Cartrack cuts dividend so it can invest in growth
Fleet manager aims to expand subscriber base
Cartrack, which provides fleet-management and stolen-vehicle-recovery services, says it has cut its final dividend for the year to end-February, despite higher profits, as it plans to “invest for growth”.
The company said on Tuesday its subscriber base grew 28% to 960,798 in the year, helping it lift profit after tax by 16.3% to R361m.
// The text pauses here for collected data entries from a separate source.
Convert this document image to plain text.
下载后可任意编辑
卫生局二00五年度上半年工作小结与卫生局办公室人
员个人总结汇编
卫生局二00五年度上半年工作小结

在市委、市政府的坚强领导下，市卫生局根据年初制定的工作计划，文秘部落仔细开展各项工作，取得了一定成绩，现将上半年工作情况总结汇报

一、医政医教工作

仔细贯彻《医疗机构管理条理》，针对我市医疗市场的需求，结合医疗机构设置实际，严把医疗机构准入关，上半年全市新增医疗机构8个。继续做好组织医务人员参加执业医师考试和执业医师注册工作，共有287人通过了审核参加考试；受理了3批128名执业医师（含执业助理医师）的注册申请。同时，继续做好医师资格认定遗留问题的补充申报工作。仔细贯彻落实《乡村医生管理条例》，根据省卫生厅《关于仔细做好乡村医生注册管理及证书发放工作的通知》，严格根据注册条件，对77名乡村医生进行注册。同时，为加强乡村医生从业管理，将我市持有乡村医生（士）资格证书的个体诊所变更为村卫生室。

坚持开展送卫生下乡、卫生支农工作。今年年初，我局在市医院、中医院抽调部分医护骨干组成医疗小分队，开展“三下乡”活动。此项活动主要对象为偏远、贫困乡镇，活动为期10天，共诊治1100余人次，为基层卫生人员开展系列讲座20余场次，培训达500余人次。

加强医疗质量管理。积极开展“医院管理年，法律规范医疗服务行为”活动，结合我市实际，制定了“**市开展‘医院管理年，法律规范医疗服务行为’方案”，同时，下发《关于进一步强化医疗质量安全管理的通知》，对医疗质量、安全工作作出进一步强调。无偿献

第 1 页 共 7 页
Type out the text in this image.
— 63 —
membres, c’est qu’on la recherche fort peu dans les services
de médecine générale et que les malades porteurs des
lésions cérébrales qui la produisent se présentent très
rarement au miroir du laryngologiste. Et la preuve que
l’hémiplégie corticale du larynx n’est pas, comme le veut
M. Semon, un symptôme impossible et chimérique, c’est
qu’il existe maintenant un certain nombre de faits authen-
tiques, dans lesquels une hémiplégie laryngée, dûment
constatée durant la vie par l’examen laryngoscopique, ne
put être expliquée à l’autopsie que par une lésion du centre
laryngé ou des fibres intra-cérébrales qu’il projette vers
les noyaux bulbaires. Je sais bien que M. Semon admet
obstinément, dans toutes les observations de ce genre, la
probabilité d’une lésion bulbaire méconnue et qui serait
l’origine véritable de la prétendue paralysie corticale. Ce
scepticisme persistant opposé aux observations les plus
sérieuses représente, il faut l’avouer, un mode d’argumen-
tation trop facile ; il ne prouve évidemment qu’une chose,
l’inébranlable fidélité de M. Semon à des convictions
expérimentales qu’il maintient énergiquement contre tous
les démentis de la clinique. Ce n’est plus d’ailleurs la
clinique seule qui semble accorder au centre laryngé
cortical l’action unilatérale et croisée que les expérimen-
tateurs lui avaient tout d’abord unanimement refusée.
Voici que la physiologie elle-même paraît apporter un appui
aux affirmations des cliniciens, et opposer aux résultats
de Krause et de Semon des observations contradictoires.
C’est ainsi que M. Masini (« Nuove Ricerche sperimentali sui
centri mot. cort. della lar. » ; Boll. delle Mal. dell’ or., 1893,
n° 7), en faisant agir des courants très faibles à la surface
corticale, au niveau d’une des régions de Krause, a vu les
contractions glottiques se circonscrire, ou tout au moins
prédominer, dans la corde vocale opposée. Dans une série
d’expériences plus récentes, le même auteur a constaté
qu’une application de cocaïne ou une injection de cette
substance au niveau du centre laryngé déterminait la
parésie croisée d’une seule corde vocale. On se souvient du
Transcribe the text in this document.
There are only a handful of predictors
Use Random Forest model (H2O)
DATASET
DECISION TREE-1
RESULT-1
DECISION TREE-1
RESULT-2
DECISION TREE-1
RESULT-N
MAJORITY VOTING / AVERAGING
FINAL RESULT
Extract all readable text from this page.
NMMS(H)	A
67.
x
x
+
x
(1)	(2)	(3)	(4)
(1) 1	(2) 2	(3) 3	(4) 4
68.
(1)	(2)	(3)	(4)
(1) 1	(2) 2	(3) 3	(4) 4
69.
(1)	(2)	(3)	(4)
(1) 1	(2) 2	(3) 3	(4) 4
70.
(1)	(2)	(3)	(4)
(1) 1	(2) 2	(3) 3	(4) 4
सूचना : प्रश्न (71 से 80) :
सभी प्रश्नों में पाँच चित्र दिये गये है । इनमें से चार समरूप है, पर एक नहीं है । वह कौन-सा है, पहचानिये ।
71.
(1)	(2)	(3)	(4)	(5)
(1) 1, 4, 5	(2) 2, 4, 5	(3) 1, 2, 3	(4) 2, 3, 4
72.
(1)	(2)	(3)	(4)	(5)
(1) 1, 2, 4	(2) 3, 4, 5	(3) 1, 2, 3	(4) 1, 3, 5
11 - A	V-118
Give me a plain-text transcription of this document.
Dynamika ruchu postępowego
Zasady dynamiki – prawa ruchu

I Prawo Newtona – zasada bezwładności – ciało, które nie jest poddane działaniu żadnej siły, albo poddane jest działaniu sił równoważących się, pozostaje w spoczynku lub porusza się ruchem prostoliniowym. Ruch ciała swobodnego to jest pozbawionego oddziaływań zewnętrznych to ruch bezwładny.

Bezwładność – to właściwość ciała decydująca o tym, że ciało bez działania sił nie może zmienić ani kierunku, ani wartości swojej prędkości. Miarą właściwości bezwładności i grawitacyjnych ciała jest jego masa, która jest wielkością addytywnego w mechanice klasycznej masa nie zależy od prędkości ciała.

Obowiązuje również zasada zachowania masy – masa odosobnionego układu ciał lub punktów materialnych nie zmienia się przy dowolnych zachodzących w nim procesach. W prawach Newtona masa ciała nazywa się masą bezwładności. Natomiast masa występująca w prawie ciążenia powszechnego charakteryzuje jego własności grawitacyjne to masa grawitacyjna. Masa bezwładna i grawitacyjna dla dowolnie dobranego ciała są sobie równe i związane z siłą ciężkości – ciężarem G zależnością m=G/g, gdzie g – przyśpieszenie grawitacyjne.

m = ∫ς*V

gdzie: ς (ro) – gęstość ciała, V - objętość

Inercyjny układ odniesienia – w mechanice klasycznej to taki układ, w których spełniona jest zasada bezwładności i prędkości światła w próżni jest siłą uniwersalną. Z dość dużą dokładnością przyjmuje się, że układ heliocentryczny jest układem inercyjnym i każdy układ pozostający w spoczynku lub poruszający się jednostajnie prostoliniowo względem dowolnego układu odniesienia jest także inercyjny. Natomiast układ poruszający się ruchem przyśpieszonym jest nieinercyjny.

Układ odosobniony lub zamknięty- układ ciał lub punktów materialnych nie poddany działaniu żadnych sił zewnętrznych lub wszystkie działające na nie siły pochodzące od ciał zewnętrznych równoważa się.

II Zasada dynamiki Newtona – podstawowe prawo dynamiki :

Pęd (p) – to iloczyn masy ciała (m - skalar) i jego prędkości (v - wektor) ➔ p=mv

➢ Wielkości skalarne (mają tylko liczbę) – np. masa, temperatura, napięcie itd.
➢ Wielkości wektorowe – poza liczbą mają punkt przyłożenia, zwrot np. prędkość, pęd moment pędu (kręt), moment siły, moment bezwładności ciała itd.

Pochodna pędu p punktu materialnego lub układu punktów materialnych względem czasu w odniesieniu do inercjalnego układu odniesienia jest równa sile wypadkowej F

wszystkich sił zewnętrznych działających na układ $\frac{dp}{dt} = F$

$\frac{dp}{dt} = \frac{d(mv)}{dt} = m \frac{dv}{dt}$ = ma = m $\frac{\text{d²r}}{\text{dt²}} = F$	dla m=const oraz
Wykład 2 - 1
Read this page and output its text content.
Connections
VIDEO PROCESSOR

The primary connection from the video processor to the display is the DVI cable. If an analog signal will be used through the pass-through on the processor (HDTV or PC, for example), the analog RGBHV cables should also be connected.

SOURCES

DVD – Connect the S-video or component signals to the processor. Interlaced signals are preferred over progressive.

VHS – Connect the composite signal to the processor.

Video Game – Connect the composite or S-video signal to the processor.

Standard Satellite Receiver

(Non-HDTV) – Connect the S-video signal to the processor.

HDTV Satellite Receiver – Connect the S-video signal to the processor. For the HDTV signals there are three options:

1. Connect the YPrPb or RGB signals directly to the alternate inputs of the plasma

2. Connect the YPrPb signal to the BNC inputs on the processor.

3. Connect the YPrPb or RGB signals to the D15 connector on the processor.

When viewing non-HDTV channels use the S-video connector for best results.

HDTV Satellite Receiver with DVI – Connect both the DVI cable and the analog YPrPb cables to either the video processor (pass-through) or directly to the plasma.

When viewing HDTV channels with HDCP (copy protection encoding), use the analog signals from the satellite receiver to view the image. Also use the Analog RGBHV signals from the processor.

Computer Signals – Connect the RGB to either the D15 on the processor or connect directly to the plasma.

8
Total revenue was up 28% at R1.7bn.
But Cartrack cut its final gross dividend to 12c a share, from 28c previously.
“The group will continue to invest heavily in research and development, data analysis skills and distribution channels to expand and grow the subscriber base significantly,” it said.
Higher sales were expected to generate more bundled contracts, which would require funding.
While the group would remain “highly cash generative”, it would need to retain funds for investments in the business and to maintain a debt-free balance sheet.
Management had re-evaluated the dividend policy, which had previously targeted a cover ratio of two to four-times headline earnings per share (heps).
The revised dividend policy targeted a cover ratio of two to six-times heps in financial year 2020.
Cartrack founder and CEO Zak Calisto said the year to end-February “marks the sixth year of consecutive double-digit total company revenue and subscription revenue growth”.
Subscription revenue as a percentage of total revenue reached 90%, he said.
“We are equally excited about the continued growth and adoption of our advanced fleet management platform by a number of large corporate fleets in both Asia Pacific and mainland Europe,” Calisto said.
Cartrack said it expected to generate double-digit annuity revenue and subscriber growth “for the foreseeable future”.